Giorgio Foresto, al secolo Giorgio De Gaspari, rivive in un libro antologico della npe “Giorgio Foresto. Avventure a colori di un pittore fuggiasco” curato da Giovanni Scarpa.
Giorgio De Gaspari nasce in provincia di Milano il 30 Gennaio 1927 e inizia a fare i promi schizzi sembra sotto l’influsso del padre disegnatore tecnico, a Torino, dopo aver visto un’opera lirica ma è da quando diventa a Venezia e in veneziano El Foresto (da cui la firma Giorgio Foresto) che la sua vita finisce per prendere una sterzata fascinosa e interessante.
Prima c’è il grande successo della sua attività di illustratore e fumettista, è vero, per La Domenica del Corriere e il Corriere dei Piccoli, la Dami, la Fleetway, Reader’s Digest ed Epoca.
Ma è quando sparisce all’imrovviso dalla Milano di Brera per riparare nell’isola di Pellestrina nella laguna veneta che la sua vita prende un nuovo corso.
Una mattina del 1970 il più importante illustratore italiano, Giorgio De Gaspari, sparisce da Milano senza lasciare traccia.
Qualche mese dopo in una sperduta isoletta della laguna veneta un barbone chiede di poter dormire nella barca di un pescatore: si fa chiamare “Giorgio Foresto”.
Cominciano così le avventure strampalate di una delle figure artistiche più sfuggenti del ventesimo secolo.
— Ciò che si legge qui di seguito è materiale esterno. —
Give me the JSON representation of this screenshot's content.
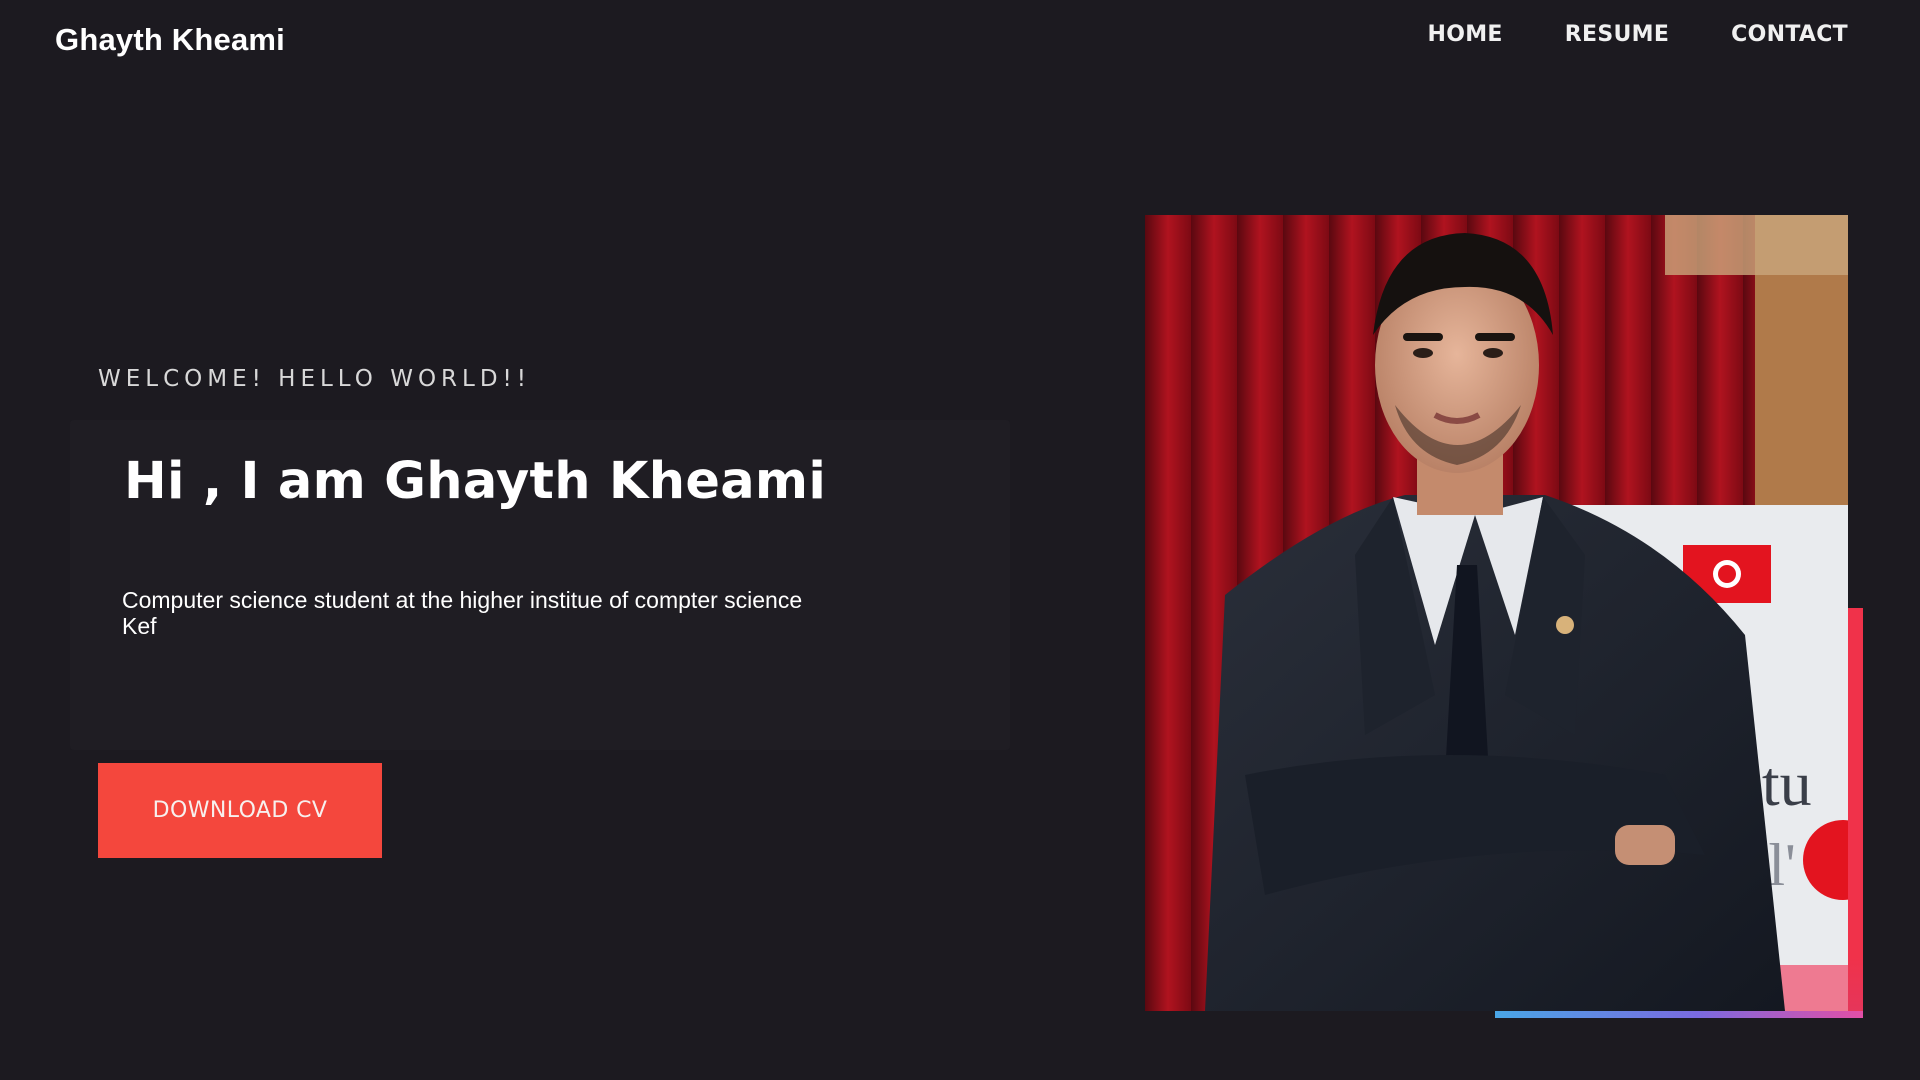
{
  "header": {
    "brand": "Ghayth Kheami",
    "nav": [
      {
        "label": "HOME"
      },
      {
        "label": "RESUME"
      },
      {
        "label": "CONTACT"
      }
    ]
  },
  "hero": {
    "eyebrow": "WELCOME! HELLO WORLD!!",
    "title": "Hi , I am Ghayth Kheami",
    "description": "Computer science student at the higher institue of compter science Kef",
    "cta_label": "DOWNLOAD CV"
  },
  "photo": {
    "subject": "portrait-photo",
    "banner_fragment_1": "actu",
    "banner_fragment_2": "itl'"
  },
  "colors": {
    "background": "#1c1a20",
    "accent": "#f4473d",
    "text": "#ffffff"
  }
}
Una vita custodita da un mistero non ancora del tutto svelato.
Così recita la quarta di questo volume dedicato all’estro fuggitivo di Foresto. Che spazia tra viaggi esotici e ritorni (sempre a Pellestrina). Sempre amato e rispettato dai grandi contemporanei. Come Sergio Toppi (che scrive “E poi c’è quello che tutti guardano con una somma di invidia terribile: Giorgio De Gaspari”).
L’illustratore “ama lo squero, il cantiere navale. Quel luogo operoso e in fermento, luogo dello sguardo, dovele barche issate per il calafataggio odorano di alghe e acquaragia. Maestose e immobili” e nel suo studio senza bagno pensato per la compagna Marlene deve arrangiarsi anche per i bisogni da qui la curiosa vicenda finita in una tavola di scuse appesa alla parete del barbiere Ivo per anni.
Foresto è un talento indomito e misterioso, un talento che ha traguardato il tempo e lo spazio. Il libro è colmo del suo estro a pennellate di isole esotiche e vicende altrettanto estrose come la corsa, 500 metri in retromarcia, all’ospedale reparto maternità con la skoda bianca del pittore per assistere al parto della moglie di un amico, Viviano.
Dietro alla vicenda di Foresto sembra aleggiare il mito del viaggio e delle svolte impartite alla vita con forza e leggerezza. Muore la moglie, intona al funerale un canto per lei, poi bar Giamaica e via verso l’avventura veneziana.
Nel 1971 o giù di lì, Giorgio si fa costruire un atelier in mezzo all’acqua. Lo chiama “Il Mondo della Luna”: una palafitta “mite ed accogliente” che campeggia nella copertina del volume e dove lui e Marlene possono ritirarsi in pace e tranquillità circondati dal lento fluire dell’acqua, incorniciati solo dalla luce del sole.
Foresto ama i pastiche figurativi nei quali le sue stesse opere tornano adagire nel tempo e nello spazio in un gioco di specchi, la Venezia notturna e fantastica, caotica, carnevalesca e gotica come nel dittico scelto per rappresentare la sua opera nel volume.
Spirito guida sempre presente il Lewis Carrol di Alice, usato anche in esergo. Meraviglie cercate e trovate nell’altrove e nel presente e la sua concretezza.
“Ma come fai a disegnare i cavalli così, senza riferimenti fotografici” ebbe l’ardire di chiedergli un giorno il giovane Aldo di Gennaro. “Io conosco a memoria tutte le 205 ossa del cavallo” aveva detto allora Giorgio mettendosi a disegnarle tutte, in fila, una dopo l’altra” racconta Giovanni Scarpa che di aneddoti ne cita molti ricostruendo la vita dell’illustratore fantastico ma oggettivo nella continua ricerca tassonomica.
Ma i misteri sulla sua vita e sulla sua opera rimangono tanti. Insoluti. Il 22 febbraio 1985, durante uno dei suoi numerosi e strampalati viaggi – racconta Scarpa – Giorgio si trova in un villaggio dell’India meridionale: Pallattamkulangara. Pur cercandolo a lungo nelle mappe, rimane inedito. Segno di una passione per la giungla e luoghi sperduti e impervi, nuove avventure come quella intera della sua vita che ora a brandelli vediamo ricucita in piccoli drappi-puzzle a cui manca sempre un verso.